While we are well aware of CBN’s sanctions on the trading of virtual assets, specifically cryptocurrency, there are still crypto surges in Nigeria and even beyond Africa. With increasing reports of crypto fraud losses, are there any stricter laws the CBN could pass to reduce these financial crimes?

More extensive consultation with players in the sector by the CBN will help a lot in understanding the type of regulations that will help the most.

Regulations would help reduce financial crimes, but this isn’t just with virtual assets.

There are still a lot of financial crimes with the traditional assets system we have.

There is little to no overlapping in a few areas of how virtual assets operate and how the CBN wants them to operate. What I mean is; many virtual asset leaders claim that crypto and others should follow a decentralised model and be less affected by monetary regulations. This line of thought contradicts what the CBs in many countries stand for. CBN was created to regulate and that was why I earlier hinted that the crypto players and the regulators need to consult and create some overlapping to create a more secure ecosystem for the consumers.

In July, many virtual card companies like Barter under Flutterwave shut down business as their leading providers pulled the plug. One of such providers, Union54, cited its reason for suspending business as “a necessary compliance audit.” There are many speculations that these issues were largely caused by chargebacks and fraud. Are there any suggestive measures to handle these issues that could save businesses subsequently?

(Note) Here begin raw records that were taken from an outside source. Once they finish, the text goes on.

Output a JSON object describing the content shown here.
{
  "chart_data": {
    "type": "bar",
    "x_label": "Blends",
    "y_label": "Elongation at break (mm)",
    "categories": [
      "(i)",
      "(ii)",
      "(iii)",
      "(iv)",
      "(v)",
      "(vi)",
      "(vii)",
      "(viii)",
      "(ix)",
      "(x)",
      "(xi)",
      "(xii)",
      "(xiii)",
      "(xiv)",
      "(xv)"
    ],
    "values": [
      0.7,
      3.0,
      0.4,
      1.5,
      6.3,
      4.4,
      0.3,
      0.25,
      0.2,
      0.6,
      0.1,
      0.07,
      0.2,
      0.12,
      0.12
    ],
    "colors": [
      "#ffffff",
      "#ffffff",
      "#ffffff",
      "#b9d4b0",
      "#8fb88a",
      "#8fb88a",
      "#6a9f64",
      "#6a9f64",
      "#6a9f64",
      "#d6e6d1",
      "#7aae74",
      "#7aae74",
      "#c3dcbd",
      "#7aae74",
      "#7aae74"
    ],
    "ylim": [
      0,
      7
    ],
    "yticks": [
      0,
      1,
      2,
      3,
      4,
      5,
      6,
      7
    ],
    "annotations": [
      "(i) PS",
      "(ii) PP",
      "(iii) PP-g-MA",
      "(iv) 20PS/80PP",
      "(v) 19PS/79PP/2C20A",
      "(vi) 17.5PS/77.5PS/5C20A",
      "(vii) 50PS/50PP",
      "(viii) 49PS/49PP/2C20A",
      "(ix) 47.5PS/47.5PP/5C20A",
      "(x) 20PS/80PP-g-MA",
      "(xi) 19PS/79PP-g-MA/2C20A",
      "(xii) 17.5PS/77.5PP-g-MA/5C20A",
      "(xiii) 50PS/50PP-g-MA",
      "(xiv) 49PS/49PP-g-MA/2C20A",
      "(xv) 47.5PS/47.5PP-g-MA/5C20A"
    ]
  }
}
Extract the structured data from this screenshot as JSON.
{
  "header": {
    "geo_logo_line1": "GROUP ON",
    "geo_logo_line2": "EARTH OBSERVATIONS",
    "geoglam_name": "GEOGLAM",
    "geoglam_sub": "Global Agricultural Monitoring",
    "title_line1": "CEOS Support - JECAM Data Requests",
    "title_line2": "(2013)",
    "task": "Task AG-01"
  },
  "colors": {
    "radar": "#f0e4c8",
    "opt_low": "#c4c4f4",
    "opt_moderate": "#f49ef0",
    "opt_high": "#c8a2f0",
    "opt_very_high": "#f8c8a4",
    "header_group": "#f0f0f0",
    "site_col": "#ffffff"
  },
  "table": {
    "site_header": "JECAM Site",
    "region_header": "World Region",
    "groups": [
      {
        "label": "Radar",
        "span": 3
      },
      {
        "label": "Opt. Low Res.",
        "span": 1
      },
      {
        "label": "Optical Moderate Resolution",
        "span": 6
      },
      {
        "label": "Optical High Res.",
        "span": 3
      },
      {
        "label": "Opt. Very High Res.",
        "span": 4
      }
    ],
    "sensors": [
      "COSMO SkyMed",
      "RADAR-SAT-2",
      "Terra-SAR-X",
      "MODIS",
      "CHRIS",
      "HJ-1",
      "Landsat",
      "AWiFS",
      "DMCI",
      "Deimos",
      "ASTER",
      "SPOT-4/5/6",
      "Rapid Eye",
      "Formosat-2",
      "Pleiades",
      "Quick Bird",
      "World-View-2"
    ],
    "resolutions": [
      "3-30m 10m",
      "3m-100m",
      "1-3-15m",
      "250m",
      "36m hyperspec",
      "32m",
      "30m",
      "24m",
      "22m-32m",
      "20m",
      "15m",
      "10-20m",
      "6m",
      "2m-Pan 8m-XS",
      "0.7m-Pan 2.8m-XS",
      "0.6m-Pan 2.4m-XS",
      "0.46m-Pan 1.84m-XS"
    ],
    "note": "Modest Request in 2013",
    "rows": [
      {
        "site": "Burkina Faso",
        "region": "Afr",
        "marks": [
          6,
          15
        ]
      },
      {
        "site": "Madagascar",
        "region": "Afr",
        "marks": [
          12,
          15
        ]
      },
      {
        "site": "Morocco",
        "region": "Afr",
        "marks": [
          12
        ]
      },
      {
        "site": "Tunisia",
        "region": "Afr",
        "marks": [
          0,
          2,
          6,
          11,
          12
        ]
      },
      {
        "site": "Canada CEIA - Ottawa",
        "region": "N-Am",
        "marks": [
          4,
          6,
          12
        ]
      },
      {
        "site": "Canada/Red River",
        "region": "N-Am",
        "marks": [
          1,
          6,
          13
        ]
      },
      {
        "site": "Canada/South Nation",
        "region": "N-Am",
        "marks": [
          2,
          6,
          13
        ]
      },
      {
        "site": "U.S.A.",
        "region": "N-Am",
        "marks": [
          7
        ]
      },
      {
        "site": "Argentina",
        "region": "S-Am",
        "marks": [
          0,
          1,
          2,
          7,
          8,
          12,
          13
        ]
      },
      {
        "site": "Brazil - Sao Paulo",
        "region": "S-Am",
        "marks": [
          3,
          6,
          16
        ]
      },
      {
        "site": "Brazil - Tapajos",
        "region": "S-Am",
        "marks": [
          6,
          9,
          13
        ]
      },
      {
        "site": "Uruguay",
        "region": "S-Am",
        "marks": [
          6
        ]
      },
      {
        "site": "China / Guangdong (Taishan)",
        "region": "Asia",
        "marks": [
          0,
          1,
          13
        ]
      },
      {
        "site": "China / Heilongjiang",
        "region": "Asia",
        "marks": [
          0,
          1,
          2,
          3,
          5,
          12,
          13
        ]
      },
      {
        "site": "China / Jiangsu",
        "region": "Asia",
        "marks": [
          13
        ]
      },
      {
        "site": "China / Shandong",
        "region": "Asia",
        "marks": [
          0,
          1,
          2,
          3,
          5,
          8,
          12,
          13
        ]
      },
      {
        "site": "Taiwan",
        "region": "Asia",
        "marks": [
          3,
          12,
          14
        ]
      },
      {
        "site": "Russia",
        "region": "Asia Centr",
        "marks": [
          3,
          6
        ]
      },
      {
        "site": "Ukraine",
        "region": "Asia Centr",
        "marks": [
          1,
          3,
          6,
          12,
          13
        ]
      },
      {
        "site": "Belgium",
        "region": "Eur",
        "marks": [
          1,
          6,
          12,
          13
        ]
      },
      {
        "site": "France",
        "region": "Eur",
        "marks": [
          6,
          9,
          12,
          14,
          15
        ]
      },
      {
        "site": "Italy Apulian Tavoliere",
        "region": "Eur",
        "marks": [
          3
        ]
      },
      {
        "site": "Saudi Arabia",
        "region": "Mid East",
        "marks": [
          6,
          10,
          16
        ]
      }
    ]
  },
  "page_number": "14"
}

Yes, but the infrastructure providers like Union54 / Flutterwave most times place a lot of effort on this, but the loose ends are usually from other businesses reselling or using these infrastructures. Businesses that rely on infrastructure players such as Flutterwave needs to be stringent on KYC and security. When they are not, it affects the entire system. If the underlying compliance checks are weak from the businesses enrolling individuals, it creates loopholes and more vulnerability to the circle. From the infrastructural players’ side, they would need to collaborate more with regulators on ease of fraud reporting and on the regulator’s end, they need to ensure offenders are sanctioned. For example, if someone is flagged for fraud within a business, that person should be stopped and barred from ever doing business with any other entity.

It’s worth noting that, businesses (especially in the financial sector) need to always be dynamic when it comes to customer security.

Fraudsters are always on the lookout for new methods to steal from their victims – they aren’t always static.

Recently we have noticed a trend where a group of persons have generated smart ways of using “social media trends” to gather information about fraud victims and use the weak onboarding systems of some financial solutions to defraud them.

We’ve always warned businesses not to have too long (multiple years) KYC systems without implementing some changes to remain dynamic except the current system is leakproof just to meet up with the dynamic nature of consumer behaviours.

How would you describe the future of KYC/AML compliance? Any final thoughts on how you or your organization will be a part of this future?

KYC/AML will include more data and events in the future.

In Africa, compliance checks across regions and countries will be interdependent if the signed African free trade agreement across countries is rightly implemented, it will eliminate some sort of repetitive compliance checks and more countries and businesses can easily share the “bad players” list.

As a business, we will endeavour to always meet our customers’ needs. We want to drive the needed changes in KYC/AML in Africa and be the standard for it. We will create products and services that allow consumers to control their data efficiently. And our technologies will run deep with a combination of government-approved IDs, user behaviours, biometrics attributes and social data and knowledge.